Same story for Bucks: Super regular season, painful playoff
MILWAUKEE (AP) — Posting the NBA’s best record once again couldn’t help the Milwaukee Bucks win a conference title, let alone a league championship.
The top seed in the playoffs will spend the rest of the postseason wondering why it couldn’t ever regain its pre-hiatus form in the Disney bubble.
Milwaukee was 53-12 when the coronavirus pandemic caused play to shut down for 4 ½ months. The Bucks went 8-10 after the season resumed in Florida, including a 4-1 loss in a best-of-7 Eastern Conference semifinal series with the Miami Heat.
They never seemed to adapt to playing without fans as well as other teams did.
“At the end of the day, every team went through that,” said Giannis Antetokounmpo, who missed all of Game 5 and most of Game 4 with a sprained right ankle. “It wasn’t just us. But maybe it affected us a little bit more.”
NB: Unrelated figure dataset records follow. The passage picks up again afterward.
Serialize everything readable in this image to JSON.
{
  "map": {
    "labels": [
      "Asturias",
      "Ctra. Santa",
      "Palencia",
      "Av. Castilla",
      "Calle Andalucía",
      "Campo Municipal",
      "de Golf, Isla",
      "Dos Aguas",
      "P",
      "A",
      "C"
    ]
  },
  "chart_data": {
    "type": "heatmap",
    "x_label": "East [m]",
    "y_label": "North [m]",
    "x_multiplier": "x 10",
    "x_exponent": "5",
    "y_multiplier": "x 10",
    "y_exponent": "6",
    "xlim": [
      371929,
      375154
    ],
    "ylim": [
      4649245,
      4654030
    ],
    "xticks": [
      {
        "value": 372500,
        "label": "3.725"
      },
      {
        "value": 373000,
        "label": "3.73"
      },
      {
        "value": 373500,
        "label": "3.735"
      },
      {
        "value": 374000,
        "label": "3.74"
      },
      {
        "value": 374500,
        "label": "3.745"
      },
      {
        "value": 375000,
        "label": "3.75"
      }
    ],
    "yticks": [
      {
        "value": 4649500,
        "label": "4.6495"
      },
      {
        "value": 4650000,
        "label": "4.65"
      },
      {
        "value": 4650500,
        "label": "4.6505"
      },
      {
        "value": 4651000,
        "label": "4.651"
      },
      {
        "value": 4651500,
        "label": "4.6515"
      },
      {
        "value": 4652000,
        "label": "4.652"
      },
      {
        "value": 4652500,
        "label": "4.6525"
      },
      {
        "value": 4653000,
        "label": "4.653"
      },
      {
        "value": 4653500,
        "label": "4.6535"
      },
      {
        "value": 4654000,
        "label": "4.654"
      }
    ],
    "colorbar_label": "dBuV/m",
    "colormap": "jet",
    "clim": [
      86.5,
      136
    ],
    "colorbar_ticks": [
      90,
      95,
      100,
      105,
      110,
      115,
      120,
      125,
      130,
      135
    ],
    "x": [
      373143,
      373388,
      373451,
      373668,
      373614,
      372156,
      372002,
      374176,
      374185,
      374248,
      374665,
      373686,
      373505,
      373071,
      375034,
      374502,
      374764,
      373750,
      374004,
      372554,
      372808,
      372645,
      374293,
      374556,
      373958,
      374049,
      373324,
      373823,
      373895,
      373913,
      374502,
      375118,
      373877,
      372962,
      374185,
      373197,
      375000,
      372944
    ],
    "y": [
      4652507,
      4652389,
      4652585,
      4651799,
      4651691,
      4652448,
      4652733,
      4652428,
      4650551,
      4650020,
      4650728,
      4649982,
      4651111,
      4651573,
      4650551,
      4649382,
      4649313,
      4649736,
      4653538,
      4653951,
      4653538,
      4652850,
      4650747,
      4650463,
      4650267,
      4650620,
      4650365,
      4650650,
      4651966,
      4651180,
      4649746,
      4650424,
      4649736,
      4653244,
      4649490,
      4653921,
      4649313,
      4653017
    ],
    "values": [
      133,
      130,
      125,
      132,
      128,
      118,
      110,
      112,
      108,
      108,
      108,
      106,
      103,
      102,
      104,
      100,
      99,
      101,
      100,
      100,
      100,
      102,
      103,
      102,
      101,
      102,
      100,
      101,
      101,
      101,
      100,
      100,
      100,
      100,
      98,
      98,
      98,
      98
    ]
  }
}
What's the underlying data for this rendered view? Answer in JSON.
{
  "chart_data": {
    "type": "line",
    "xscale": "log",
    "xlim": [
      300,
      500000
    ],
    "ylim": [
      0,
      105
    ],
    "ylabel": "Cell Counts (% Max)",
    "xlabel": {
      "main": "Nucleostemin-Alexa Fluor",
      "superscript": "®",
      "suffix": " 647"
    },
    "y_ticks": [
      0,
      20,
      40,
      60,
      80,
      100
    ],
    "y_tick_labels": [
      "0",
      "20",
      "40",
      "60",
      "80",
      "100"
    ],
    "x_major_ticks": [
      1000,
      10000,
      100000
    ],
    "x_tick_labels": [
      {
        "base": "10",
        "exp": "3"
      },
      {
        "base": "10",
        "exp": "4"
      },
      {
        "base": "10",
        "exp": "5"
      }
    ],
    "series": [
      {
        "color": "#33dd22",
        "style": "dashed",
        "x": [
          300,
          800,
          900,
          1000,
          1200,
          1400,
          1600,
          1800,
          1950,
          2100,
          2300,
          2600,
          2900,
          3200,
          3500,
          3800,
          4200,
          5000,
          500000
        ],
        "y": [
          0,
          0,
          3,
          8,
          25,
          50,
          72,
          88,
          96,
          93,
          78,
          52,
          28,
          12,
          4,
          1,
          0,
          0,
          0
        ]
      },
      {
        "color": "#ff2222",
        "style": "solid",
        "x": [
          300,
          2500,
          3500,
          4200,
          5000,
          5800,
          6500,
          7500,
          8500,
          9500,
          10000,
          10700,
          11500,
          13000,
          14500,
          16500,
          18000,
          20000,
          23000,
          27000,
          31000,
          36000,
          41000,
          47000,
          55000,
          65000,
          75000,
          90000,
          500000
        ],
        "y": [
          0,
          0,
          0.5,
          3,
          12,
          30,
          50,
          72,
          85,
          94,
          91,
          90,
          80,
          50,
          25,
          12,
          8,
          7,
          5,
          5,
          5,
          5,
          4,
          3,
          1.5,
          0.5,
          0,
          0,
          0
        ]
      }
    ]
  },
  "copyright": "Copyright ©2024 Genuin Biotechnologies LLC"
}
Milwaukee can offer Antetokounmpo a supermax extension that would enable him to receive up to 35% of the salary cap with an 8% escalation each year of the deal.
The supermax was designed to help franchises keep their superstar players by giving them offers other teams couldn’t match, though it hasn’t always worked out that way. For example, Anthony Davis was eligible for a supermax extension with New Orleans last year but instead demanded a trade that eventually landed him with the Los Angeles Lakers.
Antetokounmpo’s postgame comments Tuesday offered Bucks fans at least some cause for encouragement.
“Hopefully we can learn from this and get better as a team and come back and hopefully can build a culture in Milwaukee that for many years we can come out here and compete every single year for a championship,” Antetokounmpo said.
The Bucks have posted the NBA’s best regular-season record in consecutive years, but they’re still seeking their first title since 1971. They haven’t even won a conference championship since 1974.
Last season, the Bucks blew a 2-0 lead in the Eastern Conference finals by losing four straight to Toronto. This year, the Bucks fell behind 3-0 to Miami and blew a double-digit lead in Game 3 by getting outscored 40-13 in the final period - the biggest fourth-quarter point differential in NBA playoff history.
Milwaukee showed its moxie by winning Game 4 in overtime even after Antetokounmpo got hurt in the second quarter. The Bucks didn’t have enough offense without him in Game 5 and lost 103-94
“It was a hell of a ride,” guard Wesley Matthews said. “You hate to see it end like this, but that’s life. You’ve just got to reflect, get better and get after it again.”
The Bucks made history earlier in the postseason by refusing to take the floor for Game 5 of their first-round series with Orlando as a form of protest following the police shooting of Jacob Blake in Kenosha, Wisconsin. Other teams followed the Bucks’ lead, causing a league-wide postponement of the playoffs.
Milwaukee coach Mike Budenholzer dismissed the notion that the Bucks’ calls for social justice may have distracted them in their playoff push. He praised the team for “being on the right side of history.”
“You’ve got to fight for things you believe in,” Budenholzer said. “We were certainly in the middle of it. It was significant. But it’s just part of life. I would say it could have helped us. It may have helped us. I know it helped us as humans.”
The Bucks ultimately may have just run into a bad matchup.
Milwaukee went 1-2 against Miami and 55-15 against everyone else during the regular season. In Milwaukee’s lone regular-season victory over the Heat, the Bucks needed to rally from 23 points down against a Miami team playing without Jimmy Butler or Goran Dragic.
“I think guys learned a lot about themselves and are going to get better,” guard Donte DiVincenzo said. “This ain’t the end.”